Der vorläufige Auftragseingang lag im vierten Quartal mit 637 Mio. Euro unter dem Niveau des Vorjahres (678 Mio. Euro). Im vorläufigen Auftragseingang enthalten sind Währungseffekte von 12 Mio. Euro. Der vorläufige Umsatz stieg auf 746 Mio. Euro (Vorjahr: 715 Mio. Euro). Davon entfielen 19 Mio. Euro auf Währungseffekte. Das vorläufige Ergebnis der betrieblichen Tätigkeit ohne Sondereinflüsse verbesserte sich im Berichtsquartal auf 30 Mio. Euro nach 11 Mio. Euro im Vorjahresquartal. Im vierten Quartal allein betrugen die negativen Sondereinflüsse 24 Mio. Euro, was vor allem auf Rückstellungen für Büroflächenreduzierungen, Standortkonzentrationen und fortlaufende Optimierungen zurückzuführen ist. Der vorläufige Free Cashflow lag in Q4 aufgrund von Auszahlungen im Rahmen der Restrukturierung bei minus 16 Mio. Euro (Vorjahr: minus 47 Mio. Euro).

Zum 31. März 2011 waren weltweit 15.828 Mitarbeiter bei der Heidelberg Gruppe beschäftigt (Vorjahr: 16.496 Mitarbeiter).

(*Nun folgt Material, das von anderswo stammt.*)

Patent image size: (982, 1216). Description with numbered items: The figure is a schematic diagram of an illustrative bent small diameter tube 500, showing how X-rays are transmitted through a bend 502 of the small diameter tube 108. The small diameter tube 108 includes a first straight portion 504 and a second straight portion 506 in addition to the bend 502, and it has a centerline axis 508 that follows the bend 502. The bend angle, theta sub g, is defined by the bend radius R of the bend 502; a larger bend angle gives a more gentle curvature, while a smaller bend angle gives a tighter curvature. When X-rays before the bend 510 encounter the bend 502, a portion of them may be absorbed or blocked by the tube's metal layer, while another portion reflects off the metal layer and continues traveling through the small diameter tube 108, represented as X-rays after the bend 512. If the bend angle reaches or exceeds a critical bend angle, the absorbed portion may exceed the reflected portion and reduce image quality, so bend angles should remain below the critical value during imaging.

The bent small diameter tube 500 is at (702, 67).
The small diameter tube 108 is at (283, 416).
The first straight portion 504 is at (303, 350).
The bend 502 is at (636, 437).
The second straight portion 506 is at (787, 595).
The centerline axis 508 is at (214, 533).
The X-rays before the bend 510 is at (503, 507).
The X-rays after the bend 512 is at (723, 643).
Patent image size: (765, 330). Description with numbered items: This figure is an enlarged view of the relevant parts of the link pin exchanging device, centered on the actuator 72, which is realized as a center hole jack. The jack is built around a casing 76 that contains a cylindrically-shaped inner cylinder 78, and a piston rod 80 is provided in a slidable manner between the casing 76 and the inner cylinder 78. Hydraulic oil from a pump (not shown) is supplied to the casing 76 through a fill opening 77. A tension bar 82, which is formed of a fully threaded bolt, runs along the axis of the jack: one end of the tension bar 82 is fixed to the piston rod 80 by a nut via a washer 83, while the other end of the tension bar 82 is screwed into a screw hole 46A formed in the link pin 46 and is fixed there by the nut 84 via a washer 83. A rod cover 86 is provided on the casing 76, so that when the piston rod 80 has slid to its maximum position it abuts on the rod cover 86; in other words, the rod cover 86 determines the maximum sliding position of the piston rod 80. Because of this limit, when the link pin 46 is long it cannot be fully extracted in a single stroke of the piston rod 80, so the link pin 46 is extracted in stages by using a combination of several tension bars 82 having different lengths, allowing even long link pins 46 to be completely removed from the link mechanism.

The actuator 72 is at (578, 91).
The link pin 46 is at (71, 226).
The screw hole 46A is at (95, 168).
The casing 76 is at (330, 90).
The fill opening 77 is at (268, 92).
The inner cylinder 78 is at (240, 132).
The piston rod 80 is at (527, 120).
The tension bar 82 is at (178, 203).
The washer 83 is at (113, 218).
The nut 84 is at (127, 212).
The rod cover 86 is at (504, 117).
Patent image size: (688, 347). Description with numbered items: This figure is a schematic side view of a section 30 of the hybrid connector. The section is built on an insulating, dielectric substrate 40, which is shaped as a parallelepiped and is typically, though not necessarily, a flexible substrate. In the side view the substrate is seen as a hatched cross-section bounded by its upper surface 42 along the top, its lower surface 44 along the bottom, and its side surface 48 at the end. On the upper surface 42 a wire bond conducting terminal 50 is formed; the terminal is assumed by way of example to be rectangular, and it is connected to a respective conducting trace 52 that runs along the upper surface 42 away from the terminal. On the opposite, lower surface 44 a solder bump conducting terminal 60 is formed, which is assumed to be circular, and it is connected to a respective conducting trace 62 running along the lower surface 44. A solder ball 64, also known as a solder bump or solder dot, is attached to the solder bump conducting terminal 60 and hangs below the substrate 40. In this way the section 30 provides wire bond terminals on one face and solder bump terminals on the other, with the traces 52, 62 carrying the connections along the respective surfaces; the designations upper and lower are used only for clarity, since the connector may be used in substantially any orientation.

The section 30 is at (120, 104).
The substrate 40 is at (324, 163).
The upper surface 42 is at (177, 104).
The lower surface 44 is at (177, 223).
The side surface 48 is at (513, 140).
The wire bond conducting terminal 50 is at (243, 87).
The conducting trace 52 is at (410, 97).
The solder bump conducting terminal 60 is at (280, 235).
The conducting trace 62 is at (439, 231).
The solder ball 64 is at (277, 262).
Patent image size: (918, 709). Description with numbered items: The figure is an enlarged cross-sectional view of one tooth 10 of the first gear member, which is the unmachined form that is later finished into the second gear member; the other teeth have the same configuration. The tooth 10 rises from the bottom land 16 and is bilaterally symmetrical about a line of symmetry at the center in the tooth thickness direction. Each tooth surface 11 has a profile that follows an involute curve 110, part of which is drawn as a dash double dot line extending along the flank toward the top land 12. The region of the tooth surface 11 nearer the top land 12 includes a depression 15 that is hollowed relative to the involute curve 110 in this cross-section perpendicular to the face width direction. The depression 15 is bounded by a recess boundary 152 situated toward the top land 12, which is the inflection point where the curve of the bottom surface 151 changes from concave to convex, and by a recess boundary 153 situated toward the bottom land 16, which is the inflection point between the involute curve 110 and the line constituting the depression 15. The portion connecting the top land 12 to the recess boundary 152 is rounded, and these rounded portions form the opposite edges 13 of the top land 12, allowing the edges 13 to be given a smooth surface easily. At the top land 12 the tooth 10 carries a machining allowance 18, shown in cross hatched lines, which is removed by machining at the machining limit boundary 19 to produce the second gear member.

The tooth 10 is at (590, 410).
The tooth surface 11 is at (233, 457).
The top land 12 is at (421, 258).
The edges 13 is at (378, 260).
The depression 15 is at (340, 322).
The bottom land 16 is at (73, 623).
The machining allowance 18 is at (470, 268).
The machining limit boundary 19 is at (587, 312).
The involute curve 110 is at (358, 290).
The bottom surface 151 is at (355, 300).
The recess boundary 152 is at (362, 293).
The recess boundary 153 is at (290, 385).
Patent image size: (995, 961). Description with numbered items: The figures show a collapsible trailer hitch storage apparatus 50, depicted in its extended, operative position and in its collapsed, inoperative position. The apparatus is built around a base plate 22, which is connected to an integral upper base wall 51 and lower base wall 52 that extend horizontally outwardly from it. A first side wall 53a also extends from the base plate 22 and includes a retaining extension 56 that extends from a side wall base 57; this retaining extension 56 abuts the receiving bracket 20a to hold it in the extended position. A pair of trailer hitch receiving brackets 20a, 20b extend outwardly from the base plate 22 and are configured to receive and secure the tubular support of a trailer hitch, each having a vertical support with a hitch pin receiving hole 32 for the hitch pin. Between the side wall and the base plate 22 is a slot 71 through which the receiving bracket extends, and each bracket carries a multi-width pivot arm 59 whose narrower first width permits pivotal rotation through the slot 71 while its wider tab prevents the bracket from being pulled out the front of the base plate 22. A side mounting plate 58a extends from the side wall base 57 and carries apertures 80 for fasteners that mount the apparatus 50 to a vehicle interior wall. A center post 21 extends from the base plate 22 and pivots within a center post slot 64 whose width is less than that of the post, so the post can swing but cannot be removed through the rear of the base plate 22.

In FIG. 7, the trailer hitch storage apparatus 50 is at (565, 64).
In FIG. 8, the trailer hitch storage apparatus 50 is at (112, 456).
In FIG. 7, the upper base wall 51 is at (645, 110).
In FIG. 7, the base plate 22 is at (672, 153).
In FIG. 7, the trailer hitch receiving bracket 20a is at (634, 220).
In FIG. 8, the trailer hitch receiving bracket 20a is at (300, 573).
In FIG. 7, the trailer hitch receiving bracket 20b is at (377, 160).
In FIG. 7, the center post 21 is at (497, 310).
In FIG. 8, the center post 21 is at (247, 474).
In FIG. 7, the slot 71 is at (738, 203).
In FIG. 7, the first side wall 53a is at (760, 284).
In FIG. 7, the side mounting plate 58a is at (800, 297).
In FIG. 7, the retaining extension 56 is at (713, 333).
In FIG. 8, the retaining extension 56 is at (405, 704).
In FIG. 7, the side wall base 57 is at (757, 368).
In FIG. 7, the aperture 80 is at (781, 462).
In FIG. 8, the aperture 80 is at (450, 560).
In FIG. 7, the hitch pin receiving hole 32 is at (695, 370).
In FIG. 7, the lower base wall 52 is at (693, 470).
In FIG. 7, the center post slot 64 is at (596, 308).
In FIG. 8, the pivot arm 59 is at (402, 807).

Weitere Informationen über das Unternehmen finden Sie unter www.heidelberg.com.

Weitere Termine:

Die Veröffentlichung der endgültigen Zahlen für das Geschäftsjahr 2010/11 ist für den 16. Juni 2011 vorgesehen.

Wichtiger Hinweis:

Diese Erklärung enthält in die Zukunft gerichtete Aussagen, welche auf Annahmen und Schätzungen der Unternehmensleitung der Heidelberger Druckmaschinen Aktiengesellschaft beruhen. Auch wenn die Unternehmensleitung der Ansicht ist, dass diese Annahmen und Schätzungen zutreffend sind, können die künftige tatsächliche Entwicklung und die künftigen tatsächlichen Ergebnisse von diesen Annahmen und Schätzungen aufgrund vielfältiger Faktoren erheblich abweichen. Zu diesen Faktoren können beispielsweise die Veränderung der gesamtwirtschaftlichen Lage, der Wechselkurse und der Zinssätze sowie Veränderungen innerhalb der grafischen Industrie gehören. Die Heidelberger Druckmaschinen Aktiengesellschaft übernimmt keine Gewährleistung und keine Haftung dafür, dass die künftige Entwicklung und die künftig erzielten tatsächlichen Ergebnisse mit den in dieser Presseerklärung geäußerten Annahmen und Schätzungen übereinstimmen werden.